Question

A plot of stress vs strain for a copper wire follows a straight line graph. Instead of a copper wire, if a copper rod was considered, then the plot of stress vs strain will show
A) a circle
B) a straight line
C) a straight line with decreasing slope
D) a straight line with intercept equal to the thickness of the rod

Answer 1

For any stress vs strain graph, we need to find the slope of the graph as slope is going to be a modulus that represents the stiffness or resistance of the material to deform in that particular direction.
$E=\dfrac{s}{e}$
E is the slope of the Stress-Strain graph.

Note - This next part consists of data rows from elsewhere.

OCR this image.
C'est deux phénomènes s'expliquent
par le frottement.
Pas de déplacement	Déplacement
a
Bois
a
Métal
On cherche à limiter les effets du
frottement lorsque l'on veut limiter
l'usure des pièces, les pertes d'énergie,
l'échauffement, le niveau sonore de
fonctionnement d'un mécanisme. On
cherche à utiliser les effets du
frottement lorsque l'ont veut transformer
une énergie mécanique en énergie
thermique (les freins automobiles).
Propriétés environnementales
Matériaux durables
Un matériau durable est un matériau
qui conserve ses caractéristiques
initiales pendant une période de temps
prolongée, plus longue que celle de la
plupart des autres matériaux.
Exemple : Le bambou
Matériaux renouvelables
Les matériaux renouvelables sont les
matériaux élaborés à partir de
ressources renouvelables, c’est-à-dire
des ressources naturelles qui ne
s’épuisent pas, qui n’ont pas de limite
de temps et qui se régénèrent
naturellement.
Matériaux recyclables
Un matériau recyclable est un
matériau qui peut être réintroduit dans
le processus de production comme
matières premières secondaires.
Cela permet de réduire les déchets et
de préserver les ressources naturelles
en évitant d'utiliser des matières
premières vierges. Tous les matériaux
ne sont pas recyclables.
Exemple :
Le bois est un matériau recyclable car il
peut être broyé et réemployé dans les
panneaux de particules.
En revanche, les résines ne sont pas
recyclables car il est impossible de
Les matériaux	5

Complete step by step solution: The slope of the stress – strain relationship gives the young modulus of the wire and is a feature of the wire's material.
If it is a tensile test it will be the Young's modulus of elasticity or generally the modulus of elasticity. If it is a shear test it will be the shear modulus or modulus of stiffness. If this is a compression test, it will be Young's modulus again for most materials.
Thus, it will be a constant for any type of arrangement of copper, whether it is a rod or a wire or a plate.
Thus, option B is correct

Additional Information: In mechanics, stress is defined as the force applied per unit area. It is given by formula
\eqalign{ & \sigma = \dfrac{F}{A} \cr & \sigma \;{\text{is the stress applied}} \cr & {\text{F is the force applied}} \cr & {\text{A is the area of force application}} \cr}
Stress is the force applied to a material, divided by the cross-sectional area of ​​the material. Stress is the deformation or displacement of a material that arises from an applied stress. According to the definition of stress, it is defined as the amount of deformation experienced by the body in the direction of the force divided by the initial dimensions of the body. The relation for deformation in terms of the length of a solid is given below.
\eqalign{ & \varepsilon = \dfrac{{\delta l}}{L} \cr & \varepsilon \;{\text{is the strain due to stress applied}} \cr & \delta l\;{\text{is the change in length}} \cr & {\text{L is the original length of the material}}{\text{.}} \cr}
The relation between stress and strain is that they are directly proportional to each other to an elastic limit. Hooke's law explains the relationship between stress and strain. According to Hooke's law, the stretch in a solid is proportional to the applied stress and must be within the elastic limit of that solid.
Notes: The stress – strain diagram provides a graphical measurement of the strength and elasticity of the material. Also, the behavior of the material can be studied with the help of a stress-strain diagram which makes it easier with the application of these materials.
The SI unit of stress is Newton per square meter. Or we can express it in terms of Pascal.
1 pascal = 1 Pa = 1$N{m^{-2}}$
While there is no unit for strain. It is a dimensionless quantity. This is because it is the ratio of the change in length to the original length, and is therefore unit less.